Restaurants & Bars

Chicago Area

Ge: Graham Elliot


Restaurants & Bars 10

Ge: Graham Elliot

napolean | Jun 30, 2008 08:05 AM

I've heard so much hype about this place and we made it in yesterday evening for dinner. I've seen this chef all over the local news and media, who have placed him right there with Cantu and Achazt as one of the most significant chefs in Chicago right now. I guess I'm somewhat confused since some of the food was mediocre at best like the rissotto which had good flavor but was over cooked and just not as clean tasting as I would expect at such a place. The worst part of the meal were the desserts, which left me wondering why such a place would save the lackluster part of the meal for last. This left a bad taste in our mouth finishing on such a bland note: a dry and lifeless peach cobbler which consisted of the tiniest amount of flavorless 'brown sugar' ice cream wouldn't have been able to begin to save the desperate soul of deconstruction. The spiced rice krispie treat with a line of marinated strawberries and sweetened condensed milk ice cream had better flavor overall, yet it was still bland, lacked soul and seemed to be an afterthought. I expected much more from all of the hype (not to mention the prices).

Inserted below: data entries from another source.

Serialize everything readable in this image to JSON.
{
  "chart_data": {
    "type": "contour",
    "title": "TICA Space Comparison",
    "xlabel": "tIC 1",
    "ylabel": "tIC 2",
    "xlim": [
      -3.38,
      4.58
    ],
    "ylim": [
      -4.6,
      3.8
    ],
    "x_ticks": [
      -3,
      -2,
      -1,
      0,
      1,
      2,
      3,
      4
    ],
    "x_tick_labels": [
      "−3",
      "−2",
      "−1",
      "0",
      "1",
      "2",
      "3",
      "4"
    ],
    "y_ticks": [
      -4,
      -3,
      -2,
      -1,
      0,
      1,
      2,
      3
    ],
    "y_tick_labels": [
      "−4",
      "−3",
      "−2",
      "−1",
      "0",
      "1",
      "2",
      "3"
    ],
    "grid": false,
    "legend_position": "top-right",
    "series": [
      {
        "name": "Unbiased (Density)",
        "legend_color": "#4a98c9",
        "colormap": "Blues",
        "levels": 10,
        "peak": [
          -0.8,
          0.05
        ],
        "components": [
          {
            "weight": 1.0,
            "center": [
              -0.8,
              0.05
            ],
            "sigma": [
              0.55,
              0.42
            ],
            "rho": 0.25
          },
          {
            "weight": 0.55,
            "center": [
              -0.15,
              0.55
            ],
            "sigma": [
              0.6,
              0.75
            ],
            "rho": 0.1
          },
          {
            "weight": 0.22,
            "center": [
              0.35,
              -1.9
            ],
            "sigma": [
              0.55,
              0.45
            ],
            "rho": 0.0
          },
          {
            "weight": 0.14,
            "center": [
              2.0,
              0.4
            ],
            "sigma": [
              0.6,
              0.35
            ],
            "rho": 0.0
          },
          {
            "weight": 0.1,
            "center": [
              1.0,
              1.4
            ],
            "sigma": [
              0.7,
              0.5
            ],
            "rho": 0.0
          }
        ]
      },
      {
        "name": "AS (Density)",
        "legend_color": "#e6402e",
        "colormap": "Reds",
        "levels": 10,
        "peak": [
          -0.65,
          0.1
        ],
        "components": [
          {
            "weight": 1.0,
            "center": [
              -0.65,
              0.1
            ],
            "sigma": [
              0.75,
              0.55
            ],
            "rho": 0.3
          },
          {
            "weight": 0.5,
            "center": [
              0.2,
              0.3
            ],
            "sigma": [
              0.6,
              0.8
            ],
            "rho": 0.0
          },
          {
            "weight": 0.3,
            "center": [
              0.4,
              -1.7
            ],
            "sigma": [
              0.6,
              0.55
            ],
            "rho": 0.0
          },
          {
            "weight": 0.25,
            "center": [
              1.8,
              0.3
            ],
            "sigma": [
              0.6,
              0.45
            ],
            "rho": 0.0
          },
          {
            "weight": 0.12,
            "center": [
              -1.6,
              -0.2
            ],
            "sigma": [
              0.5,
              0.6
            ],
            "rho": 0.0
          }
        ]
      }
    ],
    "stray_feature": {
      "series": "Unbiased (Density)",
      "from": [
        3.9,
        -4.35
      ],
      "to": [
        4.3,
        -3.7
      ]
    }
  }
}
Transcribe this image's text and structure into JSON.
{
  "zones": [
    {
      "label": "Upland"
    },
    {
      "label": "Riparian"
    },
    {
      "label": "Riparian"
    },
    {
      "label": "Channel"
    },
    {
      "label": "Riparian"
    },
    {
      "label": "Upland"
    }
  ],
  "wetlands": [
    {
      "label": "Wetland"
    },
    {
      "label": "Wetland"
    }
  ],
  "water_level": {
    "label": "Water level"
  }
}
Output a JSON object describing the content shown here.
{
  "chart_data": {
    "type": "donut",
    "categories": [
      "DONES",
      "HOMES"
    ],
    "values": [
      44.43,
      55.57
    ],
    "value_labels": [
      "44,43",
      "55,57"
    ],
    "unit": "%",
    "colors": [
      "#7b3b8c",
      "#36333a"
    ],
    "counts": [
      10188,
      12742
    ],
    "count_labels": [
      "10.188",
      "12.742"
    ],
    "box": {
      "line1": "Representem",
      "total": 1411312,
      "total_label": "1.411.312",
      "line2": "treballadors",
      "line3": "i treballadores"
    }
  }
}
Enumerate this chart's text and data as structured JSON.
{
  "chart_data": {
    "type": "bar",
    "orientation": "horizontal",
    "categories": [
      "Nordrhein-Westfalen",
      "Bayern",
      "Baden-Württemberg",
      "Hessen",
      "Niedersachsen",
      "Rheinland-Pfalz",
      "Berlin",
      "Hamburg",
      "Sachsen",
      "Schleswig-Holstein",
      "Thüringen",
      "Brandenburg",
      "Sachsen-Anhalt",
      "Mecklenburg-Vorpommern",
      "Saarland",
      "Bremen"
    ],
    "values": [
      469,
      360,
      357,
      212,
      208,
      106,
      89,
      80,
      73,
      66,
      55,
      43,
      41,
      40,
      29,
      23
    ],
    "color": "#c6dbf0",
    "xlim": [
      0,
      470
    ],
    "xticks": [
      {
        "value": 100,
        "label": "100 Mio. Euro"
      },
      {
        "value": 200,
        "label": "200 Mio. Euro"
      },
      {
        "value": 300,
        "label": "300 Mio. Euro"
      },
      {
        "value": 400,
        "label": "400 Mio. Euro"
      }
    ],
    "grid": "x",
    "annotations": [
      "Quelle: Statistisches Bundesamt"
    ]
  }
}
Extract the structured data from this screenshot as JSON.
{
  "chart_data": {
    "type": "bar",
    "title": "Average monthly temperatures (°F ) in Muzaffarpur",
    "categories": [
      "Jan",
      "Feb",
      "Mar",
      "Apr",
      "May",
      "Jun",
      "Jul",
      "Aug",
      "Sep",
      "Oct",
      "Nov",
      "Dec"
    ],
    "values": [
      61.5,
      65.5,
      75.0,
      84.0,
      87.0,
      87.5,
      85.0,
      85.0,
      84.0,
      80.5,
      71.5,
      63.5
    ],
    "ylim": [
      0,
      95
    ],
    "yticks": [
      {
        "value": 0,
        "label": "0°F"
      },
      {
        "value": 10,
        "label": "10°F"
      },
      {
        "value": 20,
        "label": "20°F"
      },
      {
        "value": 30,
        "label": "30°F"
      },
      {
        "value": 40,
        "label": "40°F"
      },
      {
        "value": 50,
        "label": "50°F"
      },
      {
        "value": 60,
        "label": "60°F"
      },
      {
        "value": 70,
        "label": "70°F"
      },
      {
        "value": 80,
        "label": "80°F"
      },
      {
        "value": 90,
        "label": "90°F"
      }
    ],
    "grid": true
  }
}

Fortunately, some of the food stood up to all this hype: ceasar salad, which was deconstructed yet in a sensible way. The combination of white anchovy, fresh romaine, parsley cream and stuffed brioche was straightforward and flavorful. The root beer glazed 'prime' pork chop (although slightly over-cooked) was charred and glazed to perfection and was a great base for a refreshing watermelon chutney, containing a couple of ingredients that I couldn't pick out but was tasty none the less. The skatewing was a straight forward preparation containing polenta, spinach and a sweet raisin chutney. Tasty yet somewhat surprised with the large portion. The lack of sophistication of this food (both in flavor at times and definitely lightness/freshness) does not encourage us to try multiple courses. This obviously may not be the intent at G.E. and thats fine but what's all the hype for?!? Anyone been yet and have a different opinion? Maybe Sundays are off nights for the chef and that's just what it was, an off night.

The interior of this restaurant is beautiful with the earth tones and minimal treatment. The servers are out to prove the pretentiousness that many restaurants display and I applaud that. Although, at times they seemed a bit obtrusive. Seriously, how many times do I need my water glass filled after taking two sips! Find something else to do...HIDDEN! It also seems the chef is out to lower his expectations by giving his staff ownership of the menu. That's a nice thought in concept, however, people are eating at G.E. to eat food cooked by G.E. Is this a sort of cop-out gesture by a chef who names his restaurant by his initials?

Regardless of the experience (both good and the bad), G.E., you may want to invest in a pastry chef. Not being from Chicago but having the experience I had at Blackbird on Saturday, knowing what's going on around the city with all the hype (Ge included), I would say last impressions are particularly important.